Although the surviving spouse does not automatically inherit their deceased spouse’s ISA – it is distributed in accordance to their Will, or intestacy if a Will does not exist – any funds that are left to the surviving spouse are free of inheritance tax. As stated above, any funds that are inherited by an individual who is not a surviving spouse could be subject to inheritance tax if the value of the funds surpass the deceased’s remaining nil rate band.
On a more positive note, irrespective of who is to inherit the ISA the surviving spouse can still apply for Additional Permitted Subscription (APS). This gives them an increased ISA allowance equal to their deceased spouse’s ISA funds at the date of death, which can be utilised with their own capital.
The surviving spouse can either register the APS with the deceased spouse’s ISA manager or with an ISA manager of their own choice.

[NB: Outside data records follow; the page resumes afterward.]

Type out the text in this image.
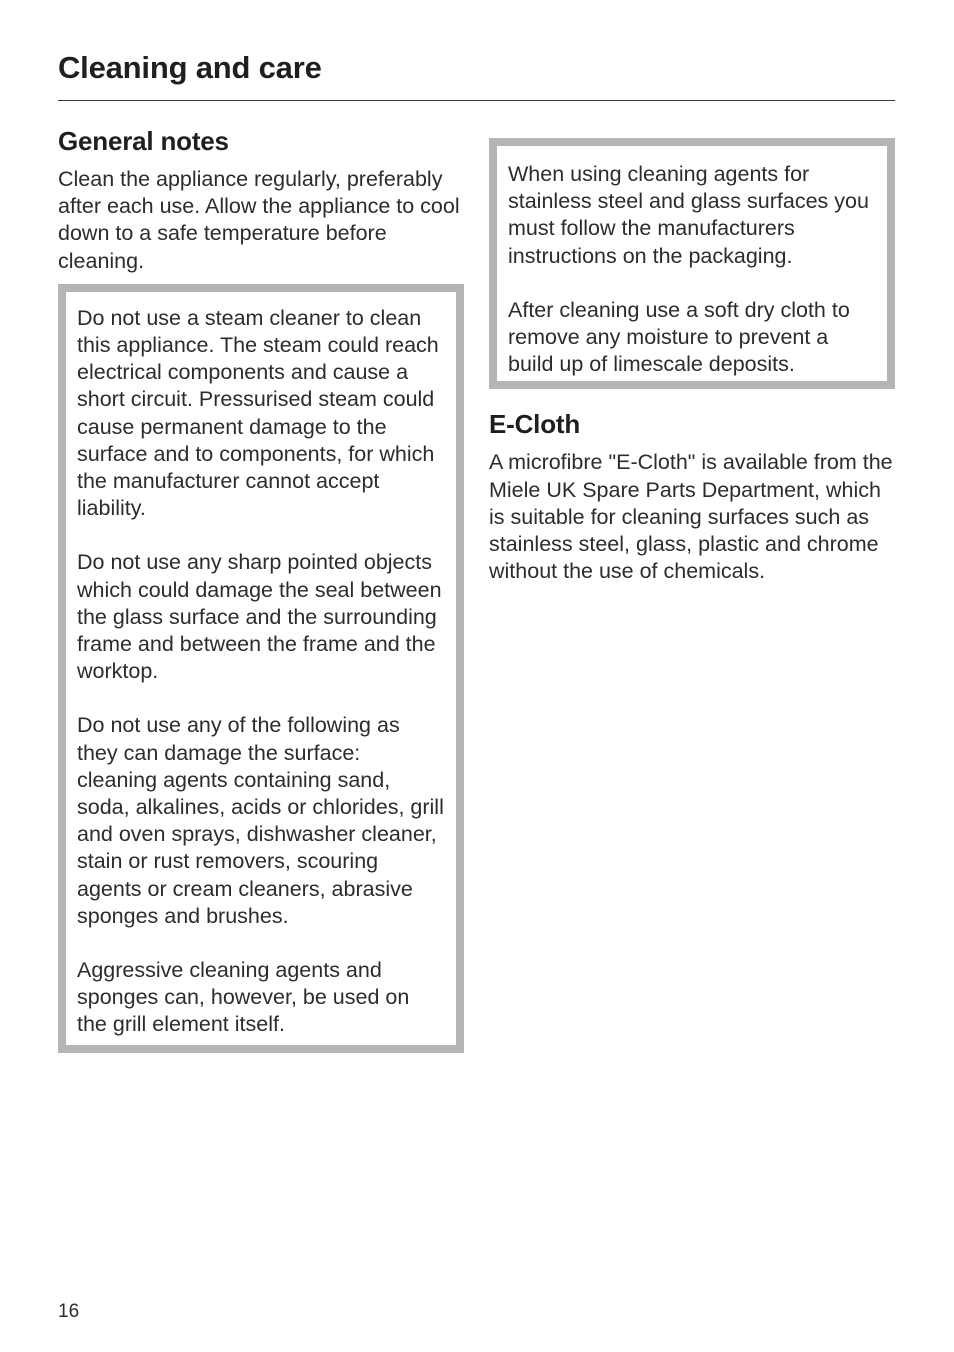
Cleaning and care
General notes

Clean the appliance regularly, preferably after each use. Allow the appliance to cool down to a safe temperature before cleaning.

Do not use a steam cleaner to clean this appliance. The steam could reach electrical components and cause a short circuit. Pressurised steam could cause permanent damage to the surface and to components, for which the manufacturer cannot accept liability.

Do not use any sharp pointed objects which could damage the seal between the glass surface and the surrounding frame and between the frame and the worktop.

Do not use any of the following as they can damage the surface: cleaning agents containing sand, soda, alkalines, acids or chlorides, grill and oven sprays, dishwasher cleaner, stain or rust removers, scouring agents or cream cleaners, abrasive sponges and brushes.

Aggressive cleaning agents and sponges can, however, be used on the grill element itself.

When using cleaning agents for stainless steel and glass surfaces you must follow the manufacturers instructions on the packaging.

After cleaning use a soft dry cloth to remove any moisture to prevent a build up of limescale deposits.

E-Cloth

A microfibre "E-Cloth" is available from the Miele UK Spare Parts Department, which is suitable for cleaning surfaces such as stainless steel, glass, plastic and chrome without the use of chemicals.

16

Additionally, the type of ISA used by the deceased does not have to match the ISA for which the APS is being applied to, i.e an APS from a deceased’s Cash ISA can be applied to Stock and Shares ISA in the survivor’s name. It is also possible to have multiple APS’ with different providers, resulting in an APS for each ISA. However, it should be noted that once the APS is assigned to an ISA, only that particular ISA can receive the increased subscriptions.

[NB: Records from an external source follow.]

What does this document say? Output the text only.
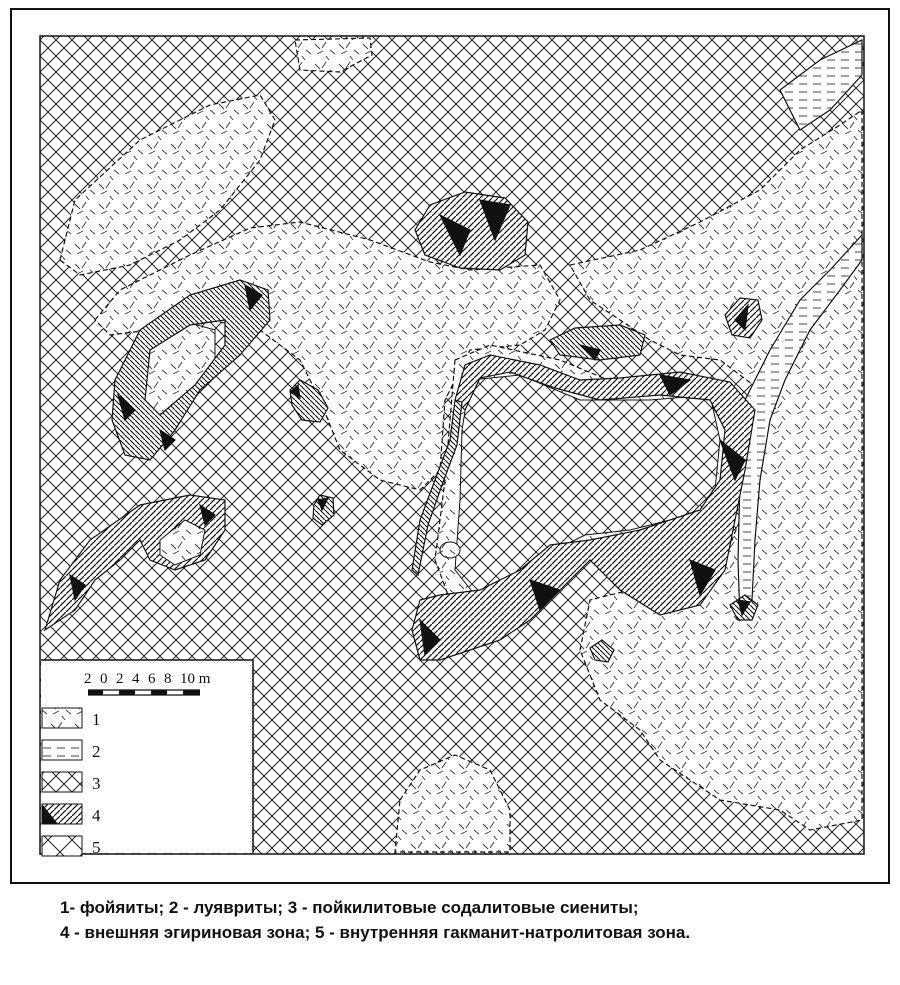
2 0 2 4 6 8 10 m
1
2
3
4
5
1- фойяиты; 2 - луявриты; 3 - пойкилитовые содалитовые сиениты;
4 - внешняя эгириновая зона; 5 - внутренняя гакманит-натролитовая зона.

It is possible for the surviving spouse to spread the APS over three years starting from the date of death, which is helpful if they have insufficient liquid assets to utilise the entire APS in one go.
It is important to remember that the ISA wrapper – along with its capital gains and income tax exemptions – will disappear on the death of the owner, and the APS is equal to the value of the ISA on the date of death. Therefore any investment growth between the date of death and the utilisation of the APS will not be permitted to be contributed into an ISA if the surviving spouse has already utilised their annual ISA allowance, and will therefore be subject to capital gains and income tax. However, the intention of the government is to introduce legislation that will make income and capital gains generated from an ISA of the deceased tax-exempt during the administration of the estate. This is due to come into effect on 6 April 2018.
For the purpose of maximising the tax efficiency of your retirement planning, it should be noted that although an ISA of the deceased will not be subject to inheritance tax if left to the surviving spouse (thanks to the spousal exemption rules for inheritance tax), it will eventually be subject to inheritance tax on the second death. It is therefore usually wise to use the funds in your ISAs before using your pension fund to fund retirement since any funds remaining within the pension will escape inheritance tax regardless of who will inherit the pension.